Now for the bad news:
1. The invasive tumor has invaded the lymph duct.
2. The invasive tumor is a nuclear grade 3 - these tumors tend to grow rapidly and spread faster.
3. My HER2 score is a +++. Cancers with too many copies of the HER2 gene or too much HER2 protein tend to be more aggressive.
4. My Ki-67 was 30% - High scores—greater than 20%—mean that the cancer cells are growing and dividing at a rapid pace.
December 21 they started me on Aromasin, which is a hormone inhibitor. After the 1st of the year, I will have a port placed in my chest for chemotherapy! A big answer to prayer for me. My veins are very small and even Mayo Clinic has a hard time with them. I really felt a port was necessary and yesterday the doctor brought it up himself! Praise the Lord!
The first four treatments are AC (doxorubicin (adriamycin) and cyclophosphamide) - given every 3 weeks. My first one will be on January 18. It will stop after 4 treatments.
Then they will add Herceptin for the HER2.
At the same time they will do the next four chemo sessions which will be Taxol (or Taxotere).
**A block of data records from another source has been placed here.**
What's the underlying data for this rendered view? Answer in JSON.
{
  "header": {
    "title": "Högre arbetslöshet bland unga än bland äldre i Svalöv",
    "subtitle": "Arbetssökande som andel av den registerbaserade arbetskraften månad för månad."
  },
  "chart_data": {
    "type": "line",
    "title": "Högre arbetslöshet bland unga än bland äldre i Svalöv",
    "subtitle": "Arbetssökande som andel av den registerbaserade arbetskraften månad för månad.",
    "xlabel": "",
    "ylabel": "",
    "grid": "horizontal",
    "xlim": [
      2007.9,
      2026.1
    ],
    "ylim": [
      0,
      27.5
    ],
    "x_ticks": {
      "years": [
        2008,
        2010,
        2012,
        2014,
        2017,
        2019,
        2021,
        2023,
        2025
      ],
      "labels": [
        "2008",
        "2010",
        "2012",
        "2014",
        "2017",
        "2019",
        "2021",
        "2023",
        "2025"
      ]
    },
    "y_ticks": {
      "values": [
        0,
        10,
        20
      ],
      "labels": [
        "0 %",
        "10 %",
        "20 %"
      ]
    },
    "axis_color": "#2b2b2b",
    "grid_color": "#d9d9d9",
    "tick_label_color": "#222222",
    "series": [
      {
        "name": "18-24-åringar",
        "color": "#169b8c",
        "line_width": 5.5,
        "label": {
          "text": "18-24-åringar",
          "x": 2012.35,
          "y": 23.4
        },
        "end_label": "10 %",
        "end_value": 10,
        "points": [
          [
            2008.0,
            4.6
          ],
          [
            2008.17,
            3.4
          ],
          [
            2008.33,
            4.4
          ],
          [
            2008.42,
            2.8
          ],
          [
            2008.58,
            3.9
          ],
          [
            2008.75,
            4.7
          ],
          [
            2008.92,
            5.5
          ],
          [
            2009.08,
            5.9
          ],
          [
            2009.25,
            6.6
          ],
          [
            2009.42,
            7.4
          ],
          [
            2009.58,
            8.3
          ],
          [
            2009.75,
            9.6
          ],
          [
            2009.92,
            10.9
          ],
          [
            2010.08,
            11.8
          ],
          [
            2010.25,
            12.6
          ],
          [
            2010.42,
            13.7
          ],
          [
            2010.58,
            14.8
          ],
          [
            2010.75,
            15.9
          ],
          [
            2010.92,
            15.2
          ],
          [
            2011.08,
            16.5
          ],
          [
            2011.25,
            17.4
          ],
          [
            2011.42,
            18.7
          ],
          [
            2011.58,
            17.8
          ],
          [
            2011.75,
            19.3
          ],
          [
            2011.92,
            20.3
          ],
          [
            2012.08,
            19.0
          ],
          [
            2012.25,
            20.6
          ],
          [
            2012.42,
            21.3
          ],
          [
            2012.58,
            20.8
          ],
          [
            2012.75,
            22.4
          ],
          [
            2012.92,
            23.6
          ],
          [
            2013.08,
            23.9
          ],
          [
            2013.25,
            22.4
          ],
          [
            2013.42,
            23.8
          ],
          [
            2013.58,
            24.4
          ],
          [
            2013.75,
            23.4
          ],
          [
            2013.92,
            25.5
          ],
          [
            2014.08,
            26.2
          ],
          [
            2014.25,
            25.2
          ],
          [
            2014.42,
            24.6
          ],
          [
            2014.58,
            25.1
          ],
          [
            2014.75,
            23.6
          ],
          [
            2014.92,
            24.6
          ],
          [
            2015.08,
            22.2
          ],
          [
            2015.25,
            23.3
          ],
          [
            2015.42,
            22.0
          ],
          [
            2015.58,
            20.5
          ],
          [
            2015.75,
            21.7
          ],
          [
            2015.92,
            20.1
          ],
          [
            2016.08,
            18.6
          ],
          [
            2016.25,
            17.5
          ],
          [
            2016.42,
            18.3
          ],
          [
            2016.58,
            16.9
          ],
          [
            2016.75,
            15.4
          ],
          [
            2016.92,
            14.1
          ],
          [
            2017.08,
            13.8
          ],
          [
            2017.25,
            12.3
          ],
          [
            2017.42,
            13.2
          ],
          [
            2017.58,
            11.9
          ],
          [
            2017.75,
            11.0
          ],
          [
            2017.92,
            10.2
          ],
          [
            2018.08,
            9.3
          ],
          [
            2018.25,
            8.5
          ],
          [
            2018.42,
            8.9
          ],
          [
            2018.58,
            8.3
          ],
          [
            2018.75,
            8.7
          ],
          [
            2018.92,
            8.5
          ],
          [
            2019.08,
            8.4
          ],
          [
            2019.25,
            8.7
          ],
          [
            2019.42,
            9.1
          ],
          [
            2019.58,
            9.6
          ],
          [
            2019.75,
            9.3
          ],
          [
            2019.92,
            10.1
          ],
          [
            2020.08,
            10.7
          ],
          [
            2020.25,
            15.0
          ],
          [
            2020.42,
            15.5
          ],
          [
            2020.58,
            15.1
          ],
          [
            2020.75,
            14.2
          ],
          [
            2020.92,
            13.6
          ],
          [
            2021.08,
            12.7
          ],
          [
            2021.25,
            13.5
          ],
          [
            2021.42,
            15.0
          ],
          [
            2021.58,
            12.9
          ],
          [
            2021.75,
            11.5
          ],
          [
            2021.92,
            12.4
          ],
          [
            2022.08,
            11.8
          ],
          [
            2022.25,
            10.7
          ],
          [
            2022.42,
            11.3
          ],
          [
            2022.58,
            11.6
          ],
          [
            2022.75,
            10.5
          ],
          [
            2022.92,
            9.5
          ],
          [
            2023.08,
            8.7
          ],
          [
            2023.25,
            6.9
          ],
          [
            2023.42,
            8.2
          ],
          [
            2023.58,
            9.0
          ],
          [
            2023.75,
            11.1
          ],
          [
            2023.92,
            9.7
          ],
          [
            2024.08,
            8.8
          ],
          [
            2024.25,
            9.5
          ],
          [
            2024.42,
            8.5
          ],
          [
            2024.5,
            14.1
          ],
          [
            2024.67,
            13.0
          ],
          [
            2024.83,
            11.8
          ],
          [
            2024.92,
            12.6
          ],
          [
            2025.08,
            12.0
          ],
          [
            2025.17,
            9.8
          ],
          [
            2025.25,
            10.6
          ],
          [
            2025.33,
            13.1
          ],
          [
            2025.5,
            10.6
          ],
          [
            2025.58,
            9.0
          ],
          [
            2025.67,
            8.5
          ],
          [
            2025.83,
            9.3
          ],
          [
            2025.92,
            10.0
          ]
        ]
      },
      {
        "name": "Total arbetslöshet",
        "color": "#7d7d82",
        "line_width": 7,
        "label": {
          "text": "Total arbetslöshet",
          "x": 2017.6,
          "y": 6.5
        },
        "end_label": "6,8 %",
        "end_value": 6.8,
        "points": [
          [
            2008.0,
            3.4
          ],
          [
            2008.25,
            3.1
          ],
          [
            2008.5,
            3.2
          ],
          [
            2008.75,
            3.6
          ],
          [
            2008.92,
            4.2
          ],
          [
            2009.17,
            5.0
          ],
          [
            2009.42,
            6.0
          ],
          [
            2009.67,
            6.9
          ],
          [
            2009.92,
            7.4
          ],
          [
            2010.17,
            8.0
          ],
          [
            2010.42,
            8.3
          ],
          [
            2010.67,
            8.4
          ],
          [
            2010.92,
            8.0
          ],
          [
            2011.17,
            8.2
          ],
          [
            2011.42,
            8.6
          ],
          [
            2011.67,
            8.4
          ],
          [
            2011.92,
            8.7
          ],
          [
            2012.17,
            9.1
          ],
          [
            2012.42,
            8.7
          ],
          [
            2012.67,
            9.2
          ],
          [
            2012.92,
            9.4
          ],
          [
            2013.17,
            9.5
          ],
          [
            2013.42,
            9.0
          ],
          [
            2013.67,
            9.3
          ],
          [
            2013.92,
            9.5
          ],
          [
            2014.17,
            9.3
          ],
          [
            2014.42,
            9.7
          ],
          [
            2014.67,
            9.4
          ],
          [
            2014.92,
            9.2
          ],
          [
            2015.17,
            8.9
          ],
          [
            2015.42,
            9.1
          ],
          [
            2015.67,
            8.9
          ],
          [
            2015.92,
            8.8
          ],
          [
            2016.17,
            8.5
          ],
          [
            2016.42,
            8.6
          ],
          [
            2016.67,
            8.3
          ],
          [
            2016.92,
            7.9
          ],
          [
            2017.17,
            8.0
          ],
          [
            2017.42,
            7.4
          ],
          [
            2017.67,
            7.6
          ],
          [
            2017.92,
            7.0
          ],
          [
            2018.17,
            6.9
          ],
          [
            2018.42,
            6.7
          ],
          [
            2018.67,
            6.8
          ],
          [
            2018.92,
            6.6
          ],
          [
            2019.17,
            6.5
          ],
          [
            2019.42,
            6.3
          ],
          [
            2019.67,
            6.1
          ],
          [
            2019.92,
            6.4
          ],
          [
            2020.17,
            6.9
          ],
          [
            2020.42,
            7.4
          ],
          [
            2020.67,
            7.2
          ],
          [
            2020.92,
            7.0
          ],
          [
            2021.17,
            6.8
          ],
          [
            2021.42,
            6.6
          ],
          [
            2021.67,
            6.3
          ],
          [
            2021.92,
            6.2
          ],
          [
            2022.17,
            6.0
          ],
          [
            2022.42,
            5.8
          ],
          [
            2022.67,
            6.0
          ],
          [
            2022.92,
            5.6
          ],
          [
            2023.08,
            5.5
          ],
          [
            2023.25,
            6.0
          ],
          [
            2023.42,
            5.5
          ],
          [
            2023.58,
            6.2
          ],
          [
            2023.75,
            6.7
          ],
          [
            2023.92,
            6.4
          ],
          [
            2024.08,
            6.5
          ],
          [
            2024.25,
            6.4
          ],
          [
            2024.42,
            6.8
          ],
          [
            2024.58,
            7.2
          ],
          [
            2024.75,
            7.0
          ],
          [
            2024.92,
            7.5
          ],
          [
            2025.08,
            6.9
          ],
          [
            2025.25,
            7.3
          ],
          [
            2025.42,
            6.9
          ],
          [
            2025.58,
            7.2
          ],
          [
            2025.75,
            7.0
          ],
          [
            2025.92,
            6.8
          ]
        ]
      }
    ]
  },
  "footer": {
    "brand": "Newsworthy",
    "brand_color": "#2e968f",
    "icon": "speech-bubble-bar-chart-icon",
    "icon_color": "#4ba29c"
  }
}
Most of this will be outpatient. However, the doctor said that due to my nausea problem, he will probably admit me for a couple days each round to be sure I am ok. Also, they will be keeping an eye on the node near my collarbone and the small spot in my lung. Please continue to pray. Pray that the chemo attacks any little cancer cell lurking in my body.
Of course, I hope to be done in 6 months, but that will depend on my body and how it handles all of these drugs. Maybe I will have hair by Christmas!!!
I am recovering well from the surgery, but have had some trouble from the aromasin. Pray for the headaches. I would really like to be at our New Years Eve service this year. Last year I missed it and I really want to go this year. It is one of my favorite services of the year. Thank you for your prayers.